CIM - Training Cycle Recap + Goals for Race Day
It’s race week! It’s amazing how different I feel going into race week this season than I did in the Spring heading into Grandma’s Marathon. I was so excited in the Spring for the training cycle to and the race to be done that I completely checked out and didn’t even want to race. I wasn’t really present on race day or in the final weeks of training and it honestly, kinda sucked. Right now, I’m excited to put myself out there on Sunday and see what I’ve got. This is a great sign that I didn’t overdo it and am in a good space mentally.
This training cycle has been a bit unconventional due to the rocky start I had with fatigue and low B12. I was worried early on that I wouldn’t be able to hit a good weekly mileage or do enough to get as fit as I needed to be in the shortened time frame. But, just as I learned last training cycle that I don’t need 6 months to train for a marathon, that was solidified in the fitness I’ve built in just a 12 week program this season. After hitting a huge PR in the half at the Santa Clarita Half Marathon 4 weeks ago, I know now that I can be a runner who finds success in shorter builds. As I get older, it’s exciting to know that I don’t have to spend as much time in focused marathon training (both mentally and physically).
I did a few things differently this cycle, and have talked about this more in my YouTube series, but to name a few things:
Nutrition - more focused with the help of Paula, Inside Tracker, and the many things I learned from the book, Roar.
Marathon pace runs following a long run - this really helped my body get comfortable running fast when I was tired and built confidence.

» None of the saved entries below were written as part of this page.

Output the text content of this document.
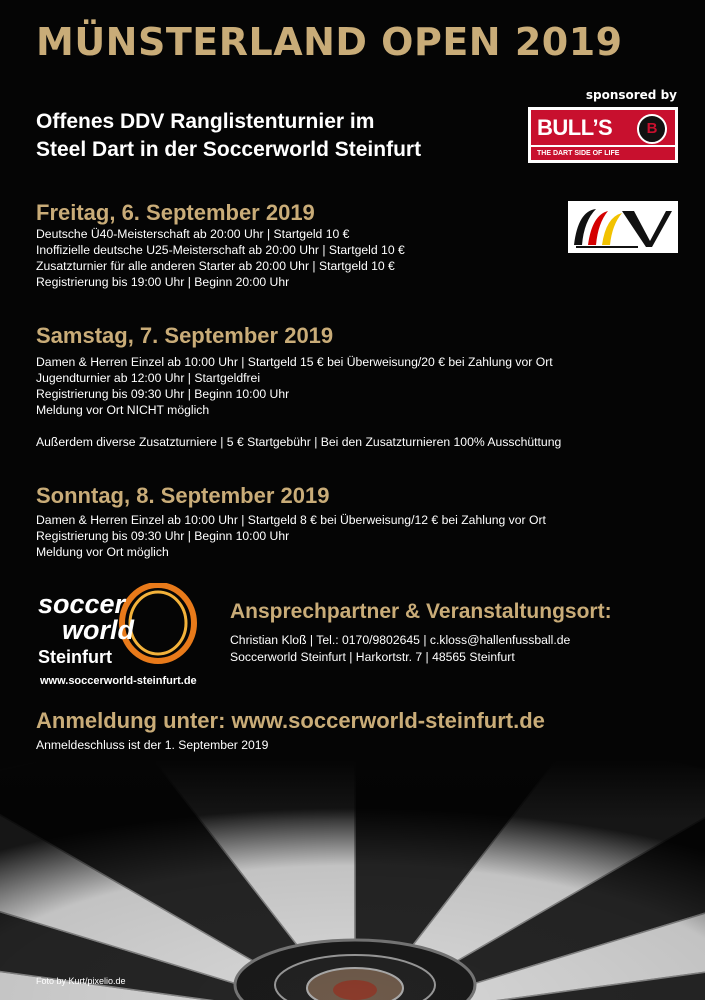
MÜNSTERLAND OPEN 2019
sponsored by
BULL’S	B
THE DART SIDE OF LIFE
Offenes DDV Ranglistenturnier im
Steel Dart in der Soccerworld Steinfurt
Freitag, 6. September 2019
Deutsche Ü40-Meisterschaft ab 20:00 Uhr | Startgeld 10 €
Inoffizielle deutsche U25-Meisterschaft ab 20:00 Uhr | Startgeld 10 €
Zusatzturnier für alle anderen Starter ab 20:00 Uhr | Startgeld 10 €
Registrierung bis 19:00 Uhr | Beginn 20:00 Uhr
Samstag, 7. September 2019
Damen & Herren Einzel ab 10:00 Uhr | Startgeld 15 € bei Überweisung/20 € bei Zahlung vor Ort
Jugendturnier ab 12:00 Uhr | Startgeldfrei
Registrierung bis 09:30 Uhr | Beginn 10:00 Uhr
Meldung vor Ort NICHT möglich
Außerdem diverse Zusatzturniere | 5 € Startgebühr | Bei den Zusatzturnieren 100% Ausschüttung
Sonntag, 8. September 2019
Damen & Herren Einzel ab 10:00 Uhr | Startgeld 8 € bei Überweisung/12 € bei Zahlung vor Ort
Registrierung bis 09:30 Uhr | Beginn 10:00 Uhr
Meldung vor Ort möglich
soccer
world
Steinfurt
www.soccerworld-steinfurt.de
Ansprechpartner & Veranstaltungsort:
Christian Kloß | Tel.: 0170/9802645 | c.kloss@hallenfussball.de
Soccerworld Steinfurt | Harkortstr. 7 | 48565 Steinfurt
Anmeldung unter: www.soccerworld-steinfurt.de
Anmeldeschluss ist der 1. September 2019
Foto by Kurt/pixelio.de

Strength - I worked religiously on this. I saw Dr. Sebastian from Performance Place to work through the weakness I had in my left hip. I saw him 3 times this cycle to get new exercises to continue building strength and have had zero pain in my hip or hamstring as a result.
Now for the GOALS!
If you’ve read any of my previous goal posts, you know I do try to have more than one because anything can happen on race day and it can be easy to get disappointed and discouraged when you fall off track. That being said, I haven’t felt like having more than one goal has helped me much in the past. I’m so focused on breaking that 3 hour barrier right now that I feel a bit blinded by it. However, I had such an AWFUL race experience at Grandma’s because of my poor decisions during the race and not being able to surrender that specific time goal that I’m really focusing on a few key things to keep me in check and to ensure I stay in the fight as long as possible:
A Goal: PR. This was my A goal for Grandma’s, and if I’d made better decisions, it might’ve been achieved. I don’t want to miss a PR opportunity, so this is my number one goal. If that’s a 1 minute PR or the 8 minute PR I’ve been training for, so be it. Any PR will make me happy.

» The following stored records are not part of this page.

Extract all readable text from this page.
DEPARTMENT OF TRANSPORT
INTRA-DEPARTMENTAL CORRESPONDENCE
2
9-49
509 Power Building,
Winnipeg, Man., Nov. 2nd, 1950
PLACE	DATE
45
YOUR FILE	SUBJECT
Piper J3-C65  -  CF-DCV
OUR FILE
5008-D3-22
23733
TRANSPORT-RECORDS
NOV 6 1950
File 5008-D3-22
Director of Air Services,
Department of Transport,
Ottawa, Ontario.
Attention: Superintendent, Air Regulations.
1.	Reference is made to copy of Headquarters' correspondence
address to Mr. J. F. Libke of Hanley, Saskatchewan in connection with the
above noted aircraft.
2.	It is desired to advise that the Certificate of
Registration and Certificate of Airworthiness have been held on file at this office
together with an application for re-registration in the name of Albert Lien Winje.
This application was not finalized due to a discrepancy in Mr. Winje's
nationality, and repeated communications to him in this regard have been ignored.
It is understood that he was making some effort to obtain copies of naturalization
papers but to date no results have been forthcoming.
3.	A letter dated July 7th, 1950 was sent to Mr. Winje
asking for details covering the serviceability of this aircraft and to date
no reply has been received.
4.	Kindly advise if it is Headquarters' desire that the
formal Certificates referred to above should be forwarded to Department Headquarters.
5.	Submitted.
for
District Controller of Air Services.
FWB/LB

B Goal: 2:59 or better. I realized early on this cycle that I was obsessing over the number 3 and getting stuck on it because of this “sub 3” goal. My goal is not to finish with a time that starts with a 3. About 10 weeks ago, I put a post-it note on my bathroom mirror that said “2:59 at CIM” and a huge piece of paper above the sink in our kitchen that said 2:59. I want a 2 in front of my marathon time, so I wanted that 2:59 to be visually engraved in my brain.
C Goal: Negative split. Always a goal for me, rarely achieved. This is a great race to accomplish this at with the hills on the front end and the fast, flat back half.
My ultimate goal for CIM is to run a smart race. I know that will allow me to accomplish at least one, if not all of my goals. I don’t want to feel regret about pushing when I should’ve stayed the course, or going out too fast. This is the most challenging part of the marathon - a smart, well executed race is rare. But I’m hopeful to have that magic on Sunday.
If you’d like to track, check out the link below! Bib # is 8642!
Thank you all for the support along this journey once again!